С приоткрытым ртом он быстро сбежал по лестнице и открыл кухонную дверь.
У раковины, одной рукой держась за все еще капающий кран, а второй рукой держа полный стакан воды, стоял сын. Красивые глаза мальчика, в которых читались испуг и стыд, еще тяжелые ото сна, встретились с глазами отца. Он был бос, рукава и штаны пижамы были подвернуты.
На мгновение оба молча замерли – брови Карла Миллера опустились, а брови сына поднялись, будто пытаясь уравновесить крайности переполнявших их обоих чувств. Затем щеточка родительских усов зловеще опустилась, прикрыв рот; он окинул быстрым взглядом окружающую обстановку, чтобы убедиться, все ли стоит на своих местах.
Кухня была украшена солнечными лучами, бившими по кастрюлям и делавшими гладкие доски пола и столешниц желтыми и чистыми, словно пшеница в поле. Здесь был центр дома, здесь горел очаг; как русские матрешки, стояли друг в друге кастрюли, и весь день на высокой пастельной ноте посвистывал пар. Ничего не было сдвинуто, ничто не тронуто – только кран, с которого в раковину все еще медленно падали блестящие капли воды.
– Что ты делаешь?
– Ужасно захотелось пить, я подумал, что надо сходить вниз и налить…
– Разве ты сегодня не должен причащаться?
На лице сына появилось выражение сильнейшего изумления.
– Совсем позабыл.
– Ты пил воду?
Едва с его губ сорвалось слово, как Рудольф понял, что ответ был неверный, но негодующий взгляд выцветших, блеклых глаз заставил его сказать правду до того, как смогла вмешаться его воля. Еще он понял, что не надо было ему спускаться вниз; стремясь к правдоподобию, он решил оставить у раковины в качестве улики влажный стакан; излишняя правдивость воображения его и подвела.

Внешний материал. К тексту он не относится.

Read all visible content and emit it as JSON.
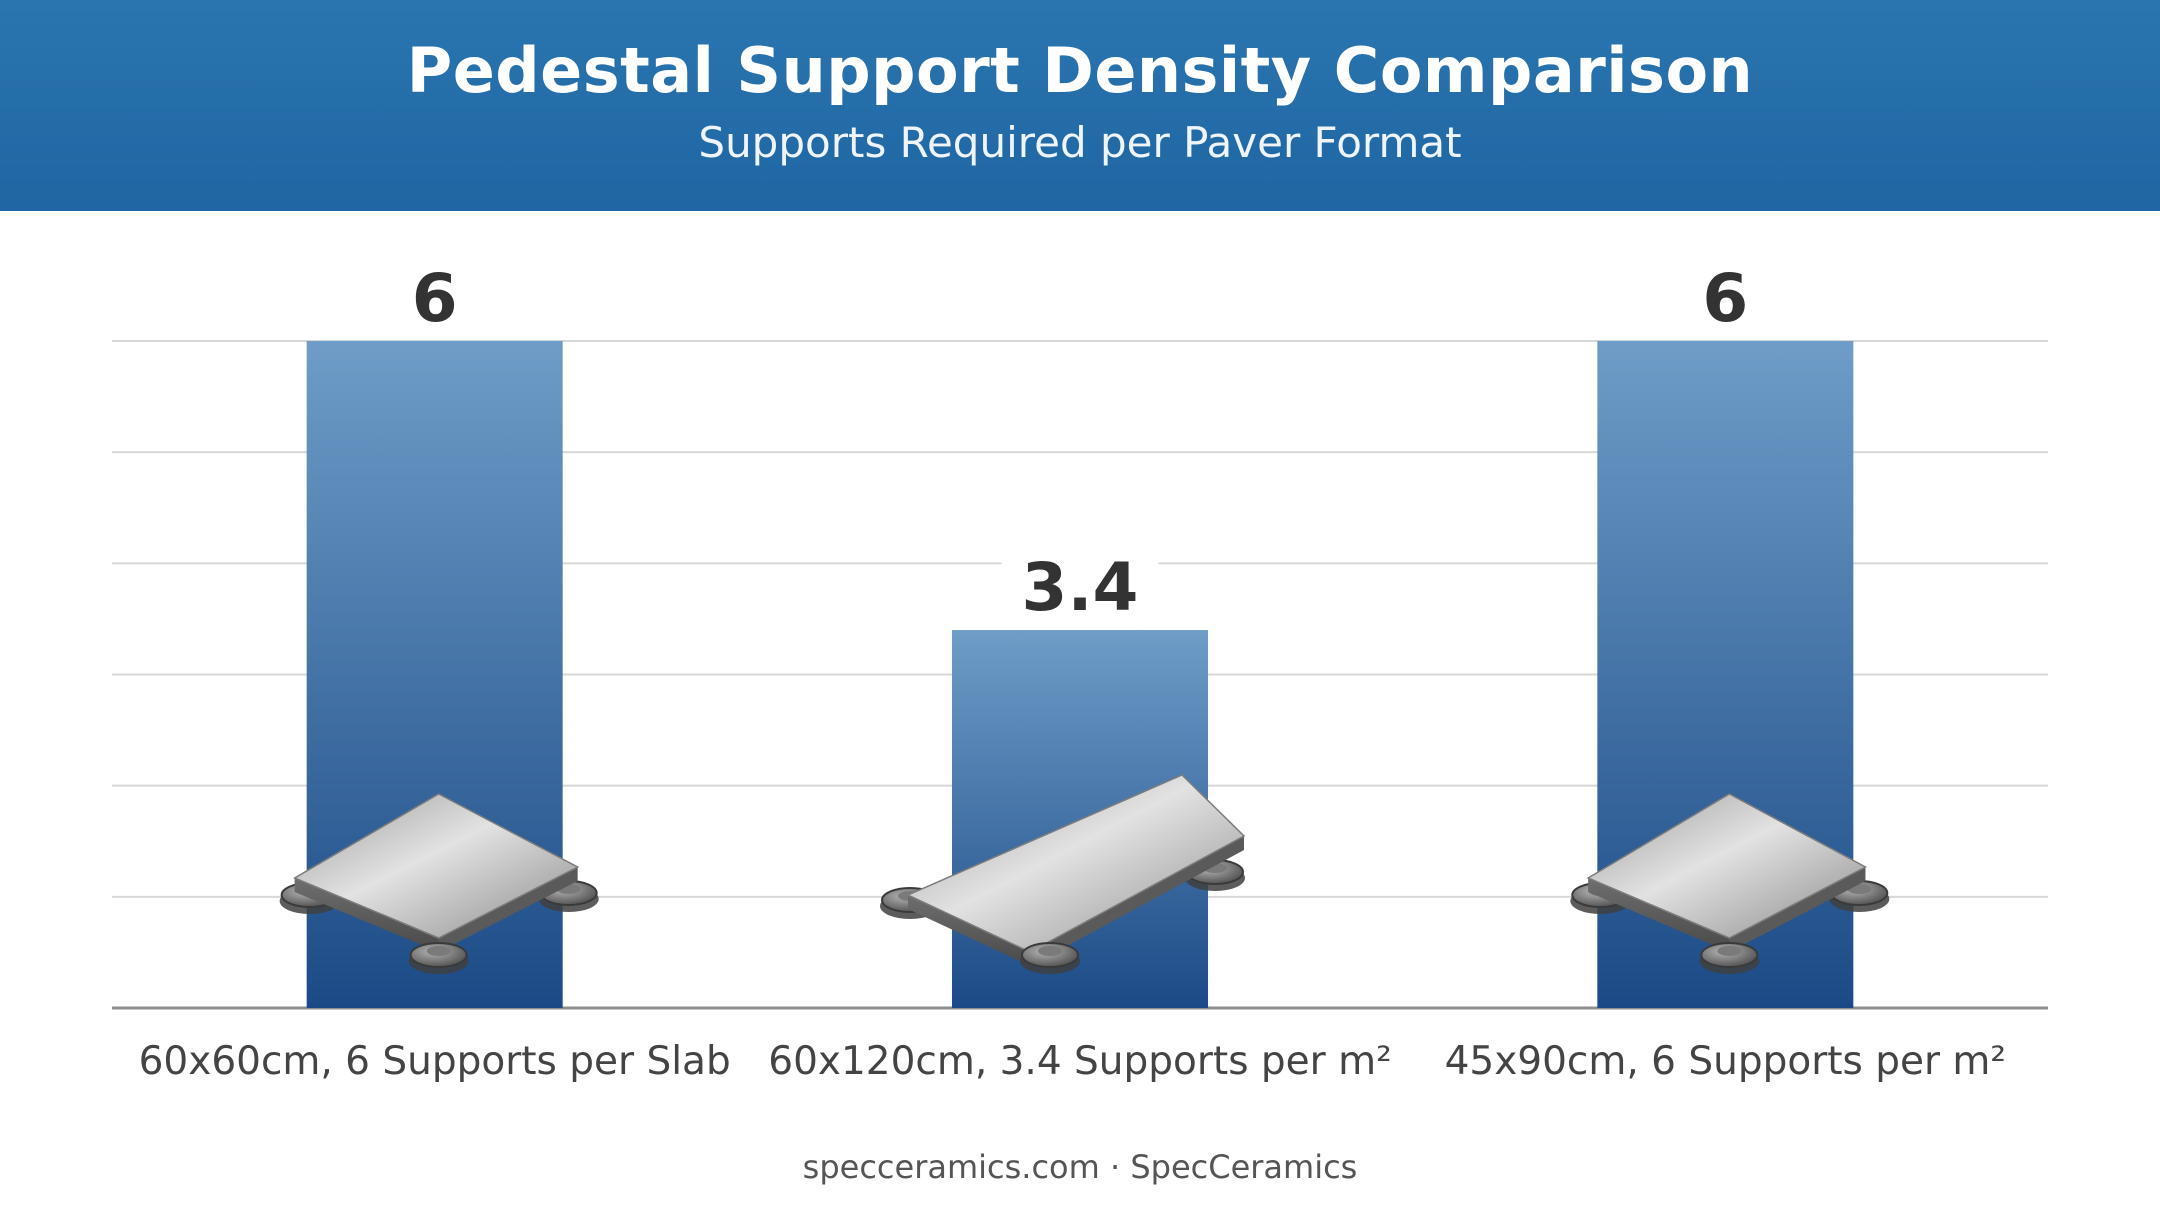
{
  "header": {
    "title": "Pedestal Support Density Comparison",
    "subtitle": "Supports Required per Paver Format"
  },
  "footer": {
    "text": "specceramics.com · SpecCeramics"
  },
  "colors": {
    "header": "#2470ad",
    "bar_top": "#6f9dc8",
    "bar_bottom": "#1b4a86",
    "grid": "#d7d7d7",
    "value_label": "#333333",
    "category_label": "#444444"
  },
  "chart_data": {
    "type": "bar",
    "title": "Pedestal Support Density Comparison",
    "subtitle": "Supports Required per Paver Format",
    "categories": [
      "60x60cm, 6 Supports per Slab",
      "60x120cm, 3.4 Supports per m²",
      "45x90cm, 6 Supports per m²"
    ],
    "values": [
      6,
      3.4,
      6
    ],
    "value_labels": [
      "6",
      "3.4",
      "6"
    ],
    "xlabel": "",
    "ylabel": "",
    "ylim": [
      0,
      6
    ],
    "y_tick_step": 1,
    "grid": true,
    "legend": "none",
    "icons": [
      "square-paver-on-pedestals-icon",
      "long-paver-on-pedestals-icon",
      "rect-paver-on-pedestals-icon"
    ]
  }
}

– Выливай воду! – скомандовал отец.
Рудольф в отчаянии перевернул стакан.
– Да что с тобой такое, а? – раздраженно спросил Миллер.
– Ничего.
– Ты вчера исповедался?
– Да.
– Тогда зачем ты решил пить воду?
– Не знаю, я позабыл…
– А может, тебе кажется, что твоя жажда гораздо важнее твоей веры?
– Я забыл. – Рудольф почувствовал, что сейчас расплачется.
– Это не ответ.
– Ну, так получилось.
– Берегись! – Отец перешел на повышенный инквизиторский тон. – Если уж ты так забывчив, что забываешь о своей вере, придется принимать меры.
Последовавшую паузу заполнил Рудольф:
– Я не забываю!
– Сначала ты начинаешь пренебрегать верой, – воскликнул отец, все больше распаляясь, – затем ты начинаешь лгать и красть, а там уже недалеко до исправительного дома!
Даже эта привычная угроза не могла сделать глубже пропасть, которую узрел перед собой Рудольф. Он должен был либо сейчас же рассказать все, подвергнув тело свое неминуемым жестоким побоям, либо ждать кары небесной, приняв Кровь и Тело Христово со святотатством на душе. Из двух кар первая представлялась куда как ужаснее – он боялся не столько самих побоев, сколько той дикой ярости неудачника, с которой эти побои будут наноситься.
– Поставь стакан, иди наверх и одевайся, – приказал отец, – а когда придем в церковь, перед причастием встанешь на колени и попросишь Господа простить тебя за твое легкомыслие!
Какой-то случайный акцент в формулировке этой команды подействовал словно нейтрализатор смятения и ужаса, овладевших Рудольфом. В нем поднялась волна необузданного гордого гнева, и он с силой швырнул стакан в раковину.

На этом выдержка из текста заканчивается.